Types Of Multi-Family Construction Contracts Explained

Types Of Multi-Family Construction Contracts Explained

Choosing the right multi-family construction contract is not an easy task, but it’s one of the most important decisions you’ll ever make if you’re interested in renovating or developing multi-family housing. Regardless of whether you’re interested in investing in a development project or you’re a developer yourself, understanding the different types of construction contracts and how to select a suitable one is a key to success.

What is a Multi-Family Construction?

Multi-family construction is complex because of its risks of capital and schedule constraints. To achieve successful development, many constructions and design details need to be considered. Not to mention the site selection process, efficiency, code requirements, and structural systems as elements to be explored during the earlier stages of a project. This ensures the development of the most cost-effective and functional facility. You’ll want to ensure the very best construction decisions and design are implemented, which is why finding a contractor partner that is actively engaged and experienced at the start of the project is crucial.

What is Included in a Multi-Family Construction Contract?

A standard construction contract is an agreement made among several parties involved in a project. This includes a contractor and property owner that outlines the scope of the project and payment expectations and protects both parties from fall-backs or sudden breaches while construction is being carried out. A multi-family construction contract should include the following items:

Description of Project: A basic explanation of the issues that need to be resolved during the project, including the project summary and purpose (such as remodeling for outdated sites, structure fortification due to damage)

Price of the Contract: The total projected price of the project, and any other payments and deductions due to unforeseen conditions.

Schedule of payment: An outline of payment terms and due dates, penalties for late payment and invoicing procedures.

Project documents list: A list of project documents, including specs, blueprints, exhibits, and other documents that are crucial to the project.
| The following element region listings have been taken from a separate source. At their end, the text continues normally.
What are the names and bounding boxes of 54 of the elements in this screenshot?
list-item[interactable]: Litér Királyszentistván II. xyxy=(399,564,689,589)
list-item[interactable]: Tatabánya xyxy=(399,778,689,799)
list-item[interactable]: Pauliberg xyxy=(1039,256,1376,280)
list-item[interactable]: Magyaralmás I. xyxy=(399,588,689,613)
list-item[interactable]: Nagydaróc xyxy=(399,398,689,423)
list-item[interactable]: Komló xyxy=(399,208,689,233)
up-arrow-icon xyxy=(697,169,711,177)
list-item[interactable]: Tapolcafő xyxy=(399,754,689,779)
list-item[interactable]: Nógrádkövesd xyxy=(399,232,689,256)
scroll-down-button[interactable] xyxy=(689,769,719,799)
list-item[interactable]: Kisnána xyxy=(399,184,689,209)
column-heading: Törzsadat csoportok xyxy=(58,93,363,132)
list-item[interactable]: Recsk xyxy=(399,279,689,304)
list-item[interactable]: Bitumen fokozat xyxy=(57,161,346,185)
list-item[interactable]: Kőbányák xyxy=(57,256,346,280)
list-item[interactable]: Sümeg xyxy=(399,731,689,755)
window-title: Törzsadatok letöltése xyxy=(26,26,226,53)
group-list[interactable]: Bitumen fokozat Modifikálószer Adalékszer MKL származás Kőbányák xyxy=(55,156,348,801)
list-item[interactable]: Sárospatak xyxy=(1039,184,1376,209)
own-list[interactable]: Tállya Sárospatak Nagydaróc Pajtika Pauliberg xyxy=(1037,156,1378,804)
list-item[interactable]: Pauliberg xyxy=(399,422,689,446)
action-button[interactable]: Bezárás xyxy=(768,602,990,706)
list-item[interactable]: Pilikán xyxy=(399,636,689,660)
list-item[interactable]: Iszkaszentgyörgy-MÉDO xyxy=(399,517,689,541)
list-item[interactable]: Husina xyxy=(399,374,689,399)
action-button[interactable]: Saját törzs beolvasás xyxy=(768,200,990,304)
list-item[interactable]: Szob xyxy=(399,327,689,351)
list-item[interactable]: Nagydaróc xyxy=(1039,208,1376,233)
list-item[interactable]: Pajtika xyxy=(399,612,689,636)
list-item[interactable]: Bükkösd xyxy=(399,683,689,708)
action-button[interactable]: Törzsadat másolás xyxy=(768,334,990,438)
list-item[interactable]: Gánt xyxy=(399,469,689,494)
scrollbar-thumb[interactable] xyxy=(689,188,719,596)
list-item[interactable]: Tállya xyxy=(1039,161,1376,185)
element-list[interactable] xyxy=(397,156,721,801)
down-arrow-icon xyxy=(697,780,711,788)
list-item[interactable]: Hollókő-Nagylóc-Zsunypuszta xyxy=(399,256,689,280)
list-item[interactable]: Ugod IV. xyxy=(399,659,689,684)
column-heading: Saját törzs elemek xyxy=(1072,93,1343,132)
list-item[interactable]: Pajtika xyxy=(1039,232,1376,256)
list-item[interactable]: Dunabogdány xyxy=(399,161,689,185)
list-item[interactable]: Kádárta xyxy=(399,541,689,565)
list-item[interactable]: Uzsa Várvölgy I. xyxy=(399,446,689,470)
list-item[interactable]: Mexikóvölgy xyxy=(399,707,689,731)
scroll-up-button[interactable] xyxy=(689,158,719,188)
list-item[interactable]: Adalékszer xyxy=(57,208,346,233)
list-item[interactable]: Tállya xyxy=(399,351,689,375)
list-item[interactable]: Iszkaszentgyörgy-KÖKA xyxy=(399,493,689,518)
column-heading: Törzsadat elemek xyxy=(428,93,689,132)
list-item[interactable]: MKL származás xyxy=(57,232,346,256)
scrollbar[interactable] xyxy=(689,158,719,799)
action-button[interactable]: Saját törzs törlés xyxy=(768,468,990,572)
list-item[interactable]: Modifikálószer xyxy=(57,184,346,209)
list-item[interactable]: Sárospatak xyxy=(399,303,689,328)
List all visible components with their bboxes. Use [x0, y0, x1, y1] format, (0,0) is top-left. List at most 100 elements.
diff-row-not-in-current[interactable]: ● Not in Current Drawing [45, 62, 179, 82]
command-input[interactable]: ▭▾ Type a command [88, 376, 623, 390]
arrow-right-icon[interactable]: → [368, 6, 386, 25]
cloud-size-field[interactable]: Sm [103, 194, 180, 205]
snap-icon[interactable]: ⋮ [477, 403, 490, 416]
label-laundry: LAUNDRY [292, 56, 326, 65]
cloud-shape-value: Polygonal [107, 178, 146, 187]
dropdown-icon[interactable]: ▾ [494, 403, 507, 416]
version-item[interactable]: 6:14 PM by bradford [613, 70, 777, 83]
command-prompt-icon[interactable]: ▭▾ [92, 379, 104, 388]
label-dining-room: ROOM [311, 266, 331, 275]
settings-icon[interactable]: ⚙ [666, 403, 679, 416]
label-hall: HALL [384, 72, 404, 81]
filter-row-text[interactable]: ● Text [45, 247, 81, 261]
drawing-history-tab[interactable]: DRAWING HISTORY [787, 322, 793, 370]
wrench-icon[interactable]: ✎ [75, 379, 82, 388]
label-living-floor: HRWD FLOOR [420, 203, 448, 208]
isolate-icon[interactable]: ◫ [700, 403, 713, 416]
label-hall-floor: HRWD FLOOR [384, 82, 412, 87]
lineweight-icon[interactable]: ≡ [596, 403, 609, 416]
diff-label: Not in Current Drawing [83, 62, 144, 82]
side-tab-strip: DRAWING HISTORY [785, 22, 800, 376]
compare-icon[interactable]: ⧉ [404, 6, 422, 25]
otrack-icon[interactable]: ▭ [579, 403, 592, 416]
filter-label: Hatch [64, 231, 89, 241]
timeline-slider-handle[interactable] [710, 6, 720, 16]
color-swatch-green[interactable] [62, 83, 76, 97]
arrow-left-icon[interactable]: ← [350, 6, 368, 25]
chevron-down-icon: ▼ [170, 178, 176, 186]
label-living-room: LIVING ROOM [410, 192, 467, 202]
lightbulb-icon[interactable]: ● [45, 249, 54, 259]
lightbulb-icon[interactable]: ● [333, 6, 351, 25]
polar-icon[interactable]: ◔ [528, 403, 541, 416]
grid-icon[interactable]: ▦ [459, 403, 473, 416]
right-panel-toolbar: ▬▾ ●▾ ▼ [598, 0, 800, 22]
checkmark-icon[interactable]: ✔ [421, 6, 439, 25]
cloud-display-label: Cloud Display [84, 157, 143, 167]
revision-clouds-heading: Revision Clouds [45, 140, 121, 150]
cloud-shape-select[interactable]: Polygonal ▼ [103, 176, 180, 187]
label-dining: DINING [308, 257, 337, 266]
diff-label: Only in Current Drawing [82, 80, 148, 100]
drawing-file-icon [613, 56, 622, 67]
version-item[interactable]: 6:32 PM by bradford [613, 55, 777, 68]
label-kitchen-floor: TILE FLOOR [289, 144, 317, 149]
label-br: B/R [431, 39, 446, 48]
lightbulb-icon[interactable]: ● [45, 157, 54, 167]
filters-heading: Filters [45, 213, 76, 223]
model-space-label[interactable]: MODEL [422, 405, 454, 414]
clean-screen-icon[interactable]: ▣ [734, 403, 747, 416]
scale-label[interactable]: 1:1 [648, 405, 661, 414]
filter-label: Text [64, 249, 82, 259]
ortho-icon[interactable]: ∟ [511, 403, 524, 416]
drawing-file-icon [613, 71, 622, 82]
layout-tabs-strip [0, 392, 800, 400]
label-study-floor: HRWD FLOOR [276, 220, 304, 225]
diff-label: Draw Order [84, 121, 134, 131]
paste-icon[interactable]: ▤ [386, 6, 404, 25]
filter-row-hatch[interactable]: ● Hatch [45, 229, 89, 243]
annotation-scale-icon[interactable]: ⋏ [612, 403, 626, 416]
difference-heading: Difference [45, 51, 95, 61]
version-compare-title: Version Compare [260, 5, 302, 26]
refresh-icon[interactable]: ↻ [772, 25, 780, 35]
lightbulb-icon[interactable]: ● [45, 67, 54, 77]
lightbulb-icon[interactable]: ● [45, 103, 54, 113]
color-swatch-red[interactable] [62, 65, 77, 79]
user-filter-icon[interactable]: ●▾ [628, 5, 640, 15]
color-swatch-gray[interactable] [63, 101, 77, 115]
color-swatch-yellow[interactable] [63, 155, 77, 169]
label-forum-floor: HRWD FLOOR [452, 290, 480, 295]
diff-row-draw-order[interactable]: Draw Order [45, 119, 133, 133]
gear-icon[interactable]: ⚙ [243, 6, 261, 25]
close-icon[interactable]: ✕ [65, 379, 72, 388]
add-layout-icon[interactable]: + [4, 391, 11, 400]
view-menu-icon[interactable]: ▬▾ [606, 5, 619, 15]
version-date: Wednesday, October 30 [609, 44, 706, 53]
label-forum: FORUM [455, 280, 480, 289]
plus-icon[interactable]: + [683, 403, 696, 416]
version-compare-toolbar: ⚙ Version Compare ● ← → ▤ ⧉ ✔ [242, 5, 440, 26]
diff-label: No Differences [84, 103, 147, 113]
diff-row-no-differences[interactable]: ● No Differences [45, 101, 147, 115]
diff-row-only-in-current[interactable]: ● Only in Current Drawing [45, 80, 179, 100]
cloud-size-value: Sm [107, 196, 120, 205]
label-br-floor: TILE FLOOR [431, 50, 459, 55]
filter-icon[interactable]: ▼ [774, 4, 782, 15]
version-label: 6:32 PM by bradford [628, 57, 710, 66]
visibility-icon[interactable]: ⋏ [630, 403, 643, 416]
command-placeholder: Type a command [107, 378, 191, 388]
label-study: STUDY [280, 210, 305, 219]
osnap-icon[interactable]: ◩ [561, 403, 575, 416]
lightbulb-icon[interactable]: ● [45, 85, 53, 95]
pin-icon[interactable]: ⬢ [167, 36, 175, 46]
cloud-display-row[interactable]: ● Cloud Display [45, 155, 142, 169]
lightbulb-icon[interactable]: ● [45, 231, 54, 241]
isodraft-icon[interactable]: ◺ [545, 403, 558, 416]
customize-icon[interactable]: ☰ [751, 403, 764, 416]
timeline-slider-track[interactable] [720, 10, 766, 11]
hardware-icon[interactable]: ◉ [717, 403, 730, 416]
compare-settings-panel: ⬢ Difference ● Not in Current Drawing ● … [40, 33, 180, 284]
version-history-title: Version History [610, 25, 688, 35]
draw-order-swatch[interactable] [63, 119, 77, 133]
Responsibilities of contractor and property owner: An description of the responsibilities of each role, such as who should provide relevant information and documents, and specify the terms in claims, disputes and liens.

Different Types of Multi-Family Construction Contracts

When selecting a multi-family construction contract to meet your needs, the first step is always to conduct thorough research. There are several kinds of contracts designed for different projects. We list some of them here for your consideration:

  • Time and Materials Contract

One of the most flexible contracts, a time and materials contract is based on the estimated time that a contractor will spend on the project and the projected materials cost. Construction jobs are known to have delays in the project timeline and variations in the amount of material used. A time and materials contract can be altered to suit the final project sum so that the contractor can receive proper payment.

  • Lump-Sum Contract

Lump-sum contracts are like a blanket-type contract. Lump-sum contracts cover the whole project, including subcontractors’ jobs, and are calculated by approximating each piece of a job with estimating practices and tools. This type of contract is suitable for projects that can be defined easily in terms of scope and are unlikely to have variations during the project.

  • Fixed-Price Contract

Fixed-price contracts are similar to lump-sum contracts, as they consist of a single sum that spans the entire scope of the project. However, a fixed-price contract can be risky for property owners or contractors. Let’s say the contractor drafts a fixed-price contract based on previous projects and the correct estimating tools, but there is a substantial change in the sum later on, then either the contractor will receive less or the property owner will have to pay more. As they are bound by the contract, the final sum cannot be changed.

  • Cost-Plus Contract

The opposite of fixed contracts, cost-plus contracts compensate the contractor with the materials and labor costs, plus an added profit. This additional profit is based on a percentage agreed upon by the property owner and the contractor beforehand. To receive proper reimbursement, the contractor must present to the property owner documented proof of all expenditures. For this type of contract to work in their favor, the contractor must be very organized in their bookkeeping.

  • Unit-Price Contract

Unit-price contracts are suitable for projects where the jobs can be calculated and priced easily – be it time or amount – within a stipulated time frame. Each unit price can include materials, labor, contractor’s profit, and equipment cost. This type of contract is ideal for subset projects of a large project, smaller construction jobs, or jobs that can be measured easily – such as distance or square footage.